Paper 2022/125

Message-recovery Profiled Side-channel Attack on the Classic McEliece Cryptosystem

Brice Colombier and Vlad-Florin Dragoi and Pierre-Louis Cayrel and Vincent Grosso

Abstract

The NIST standardization process for post-quantum cryptography has been drawing the attention of researchers to the submitted candidates. One direction of research consists in implementing those candidates on embedded systems and that exposes them to physical attacks in return. The Classic McEliece cryptosystem, which is among the four finalists of round 3 in the Key Encapsulation Mechanism category, was recently targeted by a laser fault injection attack leading to message recovery. Regrettably, the attack setting is very restrictive. Indeed, it does not tolerate errors in the faulty syndrome. Moreover, it depends on the very strong attacker model of laser fault injection, and is not applicable to optimised implementations of the algorithm that make optimal usage of the machine words capacity. In this article, we propose a change of attack angle and perform a message-recovery attack that relies on side-channel information only. We improve on the previously published work in several key aspects. First, we show that side-channel information is sufficient to obtain a faulty syndrome in $\N$, as required by the attack.

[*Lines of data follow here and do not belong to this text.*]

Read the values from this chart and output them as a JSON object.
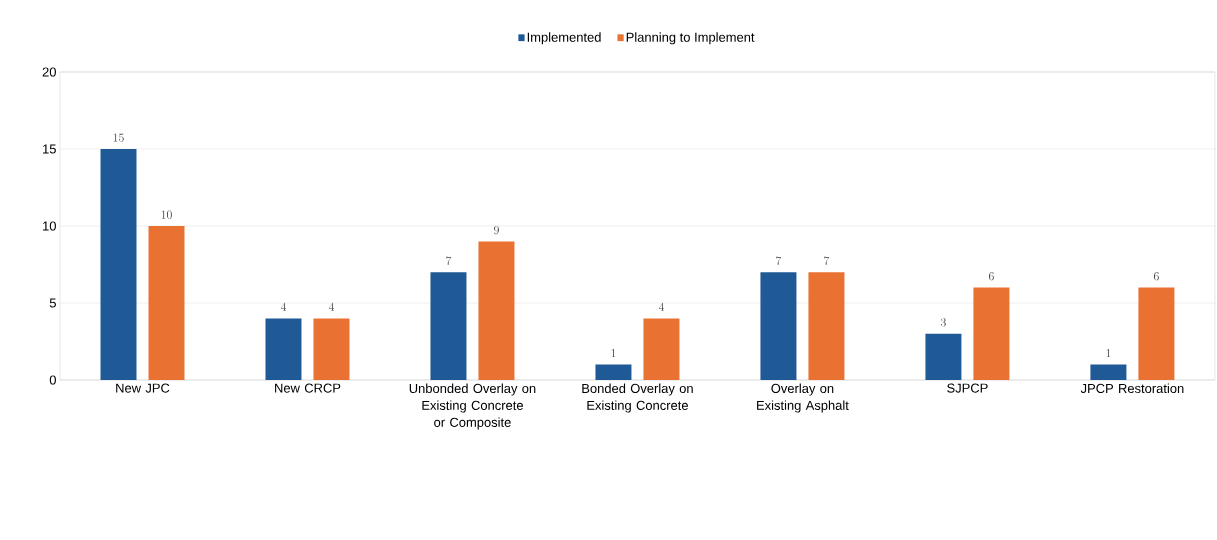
{
  "chart_data": {
    "type": "bar",
    "categories": [
      "New JPC",
      "New CRCP",
      "Unbonded Overlay on Existing Concrete or Composite",
      "Bonded Overlay on Existing Concrete",
      "Overlay on Existing Asphalt",
      "SJPCP",
      "JPCP Restoration"
    ],
    "series": [
      {
        "name": "Implemented",
        "color": "#1f5a96",
        "values": [
          15,
          4,
          7,
          1,
          7,
          3,
          1
        ]
      },
      {
        "name": "Planning to Implement",
        "color": "#e97132",
        "values": [
          10,
          4,
          9,
          4,
          7,
          6,
          6
        ]
      }
    ],
    "ylim": [
      0,
      20
    ],
    "yticks": [
      0,
      5,
      10,
      15,
      20
    ],
    "grid": "y",
    "legend": "top",
    "data_labels": true
  }
}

This is done by leveraging classic machine learning techniques that recover the Hamming weight information very accurately. Second, we put forward a computationally-efficient method, based on a simple dot product, to recover the message from the, possibly noisy, syndrome in $\N$. We show that this new method, which additionally leverages existing information-set decoding algorithms from coding theory, is very robust to noise. Finally, we present a countermeasure against the proposed attack.